Kaulder (Diesel) is the title character, an immortal who has spent his incredibly long life in a never-ending struggle between good and evil. It was witches you see, specifically the Queen Witch (Julie Engelbrecht), that were responsible for the Black Plague of the Dark Ages. Said succubus is also the one who killed Kaulder’s wife and child. Now, eons later (and nary a sign of aging to show for it), it looks like his nemesis is coming back. Her sect is trying to resurrect her, with plans on destroying all mankind in the process. With the help of a novice priest (Elijah Wood, who deserves better) who’s taken the place of a fallen church official (Michael Caine) and a traitor to the witch cause (Rose Leslie), he hopes to stop her and rid the world of her heinousness once and for all.

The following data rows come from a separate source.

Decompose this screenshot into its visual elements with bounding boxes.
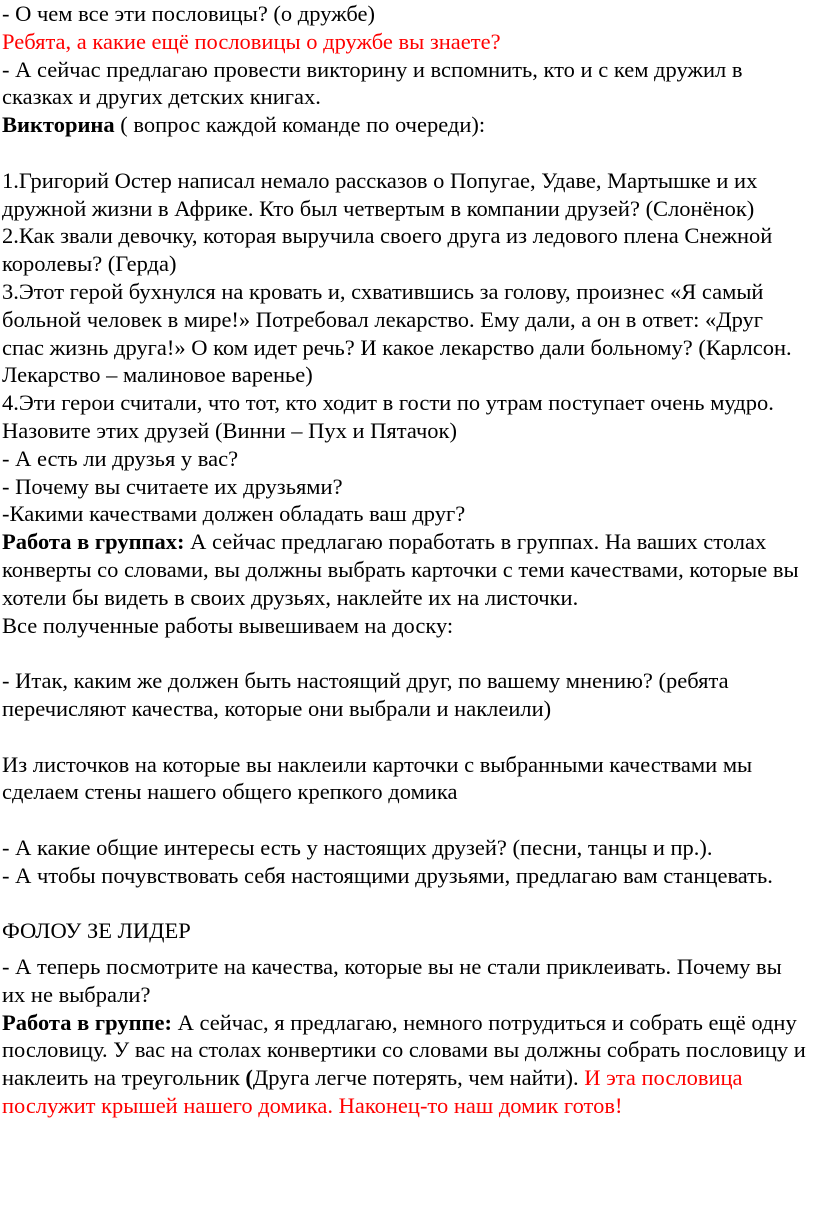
blank-line	[2, 723, 808, 751]
quiz-instruction: ( вопрос каждой команде по очереди):	[114, 112, 486, 138]
paragraph-follow-leader: ФОЛОУ ЗЕ ЛИДЕР	[2, 918, 191, 944]
group-proverb-final: И эта пословица послужит крышей нашего домика. Наконец-то наш домик готов!	[2, 1065, 743, 1119]
paragraph-unused-qualities: - А теперь посмотрите на качества, которые вы не стали приклеивать. Почему вы их не выбрали?	[2, 954, 782, 1007]
group-proverb-answer: Друга легче потерять, чем найти).	[252, 1065, 585, 1091]
paragraph-red-question: Ребята, а какие ещё пословицы о дружбе вы знаете?	[2, 28, 501, 54]
paragraph-proverbs-question: - О чем все эти пословицы? (о дружбе)	[2, 1, 376, 26]
paragraph-why-friends: - Почему вы считаете их друзьями?	[2, 473, 343, 499]
quiz-question-2: 2.Как звали девочку, которая выручила своего друга из ледового плена Снежной королевы? (Герда)	[2, 223, 773, 277]
group-proverb-paren: (	[245, 1065, 253, 1091]
paragraph-house-walls: Из листочков на которые вы наклеили карточки с выбранными качествами мы сделаем стены нашего общего крепкого домика	[2, 751, 753, 805]
blank-line	[2, 890, 808, 918]
paragraph-quiz-heading	[2, 111, 808, 139]
group-work-text: А сейчас предлагаю поработать в группах. На ваших столах конверты со словами, вы должны выбрать карточки с теми качествами, которые вы хотели бы видеть в своих друзьях, наклейте их на листочки.	[2, 529, 799, 610]
blank-line	[2, 139, 808, 167]
paragraph-group-work	[2, 528, 808, 611]
quiz-question-1: 1.Григорий Остер написал немало рассказов о Попугае, Удаве, Мартышке и их дружной жизни в Африке. Кто был четвертым в компании друзей? (Слонёнок)	[2, 167, 758, 221]
paragraph-quiz-intro: - А сейчас предлагаю провести викторину и вспомнить, кто и с кем дружил в сказках и других детских книгах.	[2, 56, 743, 110]
quiz-question-4: 4.Эти герои считали, что тот, кто ходит в гости по утрам поступает очень мудро. Назовите этих друзей (Винни – Пух и Пятачок)	[2, 390, 774, 443]
paragraph-dance: - А чтобы почувствовать себя настоящими друзьями, предлагаю вам станцевать.	[2, 862, 773, 888]
blank-line	[2, 639, 808, 667]
group-proverb-label: Работа в группе:	[2, 1009, 172, 1035]
blank-line	[2, 806, 808, 834]
group-proverb-text: А сейчас, я предлагаю, немного потрудиться и собрать ещё одну пословицу. У вас на столах конвертики со словами вы должны собрать пословицу и наклеить на треугольник	[2, 1009, 806, 1091]
paragraph-board: Все полученные работы вывешиваем на доску:	[2, 612, 454, 638]
paragraph-friends-question: - А есть ли друзья у вас?	[2, 445, 239, 471]
quiz-label: Викторина	[2, 112, 115, 138]
paragraph-qualities-question: -Какими качествами должен обладать ваш друг?	[2, 501, 466, 527]
quiz-question-3: 3.Этот герой бухнулся на кровать и, схватившись за голову, произнес «Я самый больной человек в мире!» Потребовал лекарство. Ему дали, а он в ответ: «Друг спас жизнь друга!» О ком идет речь? И какое лекарство дали больному? (Карлсон. Лекарство – малиновое варенье)	[2, 278, 792, 388]
spacer	[2, 945, 808, 953]
paragraph-common-interests: - А какие общие интересы есть у настоящих друзей? (песни, танцы и пр.).	[2, 834, 713, 860]
group-work-label: Работа в группах:	[2, 529, 185, 555]
paragraph-true-friend: - Итак, каким же должен быть настоящий друг, по вашему мнению? (ребята перечисляют качества, которые они выбрали и наклеили)	[2, 668, 729, 721]
paragraph-group-proverb	[2, 1009, 808, 1120]
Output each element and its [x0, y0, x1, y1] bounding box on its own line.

If The Last Witch Hunter sounds hokey, that’s because it is. It’s also dull, derivative, inane, confusing, and wholly calculated. Diesel demands to be taken seriously as an action hero, and when he’s not muttering a single line (“I am Groot”) or getting behind the wheel of a mayhem-causing muscle car, he’s less than exciting. It’s as if all his bravado gets boiled down to a single sullen facial gesture. Even as he battles all manner of CG critters, he’s more laconic than lethal. A movie like The Last Witch Hunter needs to be both scary and silly. Instead, director Breck Eisner (still trading on his daddy’s dwindling name) decides that everything should be taken seriously. Sans fun, this film is full of itself. Or maybe it’s just full of it.
The cast — with the exception of Diesel — seems ready to really camp it up. In fact, both Wood and Caine look prepared to put the loonier aspects of Catholic dogma in their place. But this is supposed to be an across the ages epic where one solemn (and we do mean solemn) man stands between the end of the world and a bunch of half-realized hags. There is no villainy in these weird sisters, just a lot of computer-generated hokum. With a premise like this, we either want to be laughing or legitimately afraid. Neither happens. Even the set-pieces stink of over familiarity and phoniness.
Most of this is the fault of the man in charge — which you could argue is either the mediocrity in the director’s seat (check out his resume to see if we’re being unfair) or the guy who set up this stupidity in the first place. Diesel can occasionally hit on a winning concept (The Pacifier, The Iron Giant) but this is like Riddick for rejects. It’s attempted mythmaking, and it fails as both folklore and film. If there was some interesting eye candy, we might not mind the bumbling backstory or the incredibly lame confront. We expect fireworks when the Head Witch and Kaulder finally get it on. All we end up with is a headache.
As a pre-Awards season repast, The Last Witch Hunter offers nothing of value. Thanks to the franchise foundations he’s laid, Diesel and his career will survive. Anyone witnessing this mess may not feel so lucky.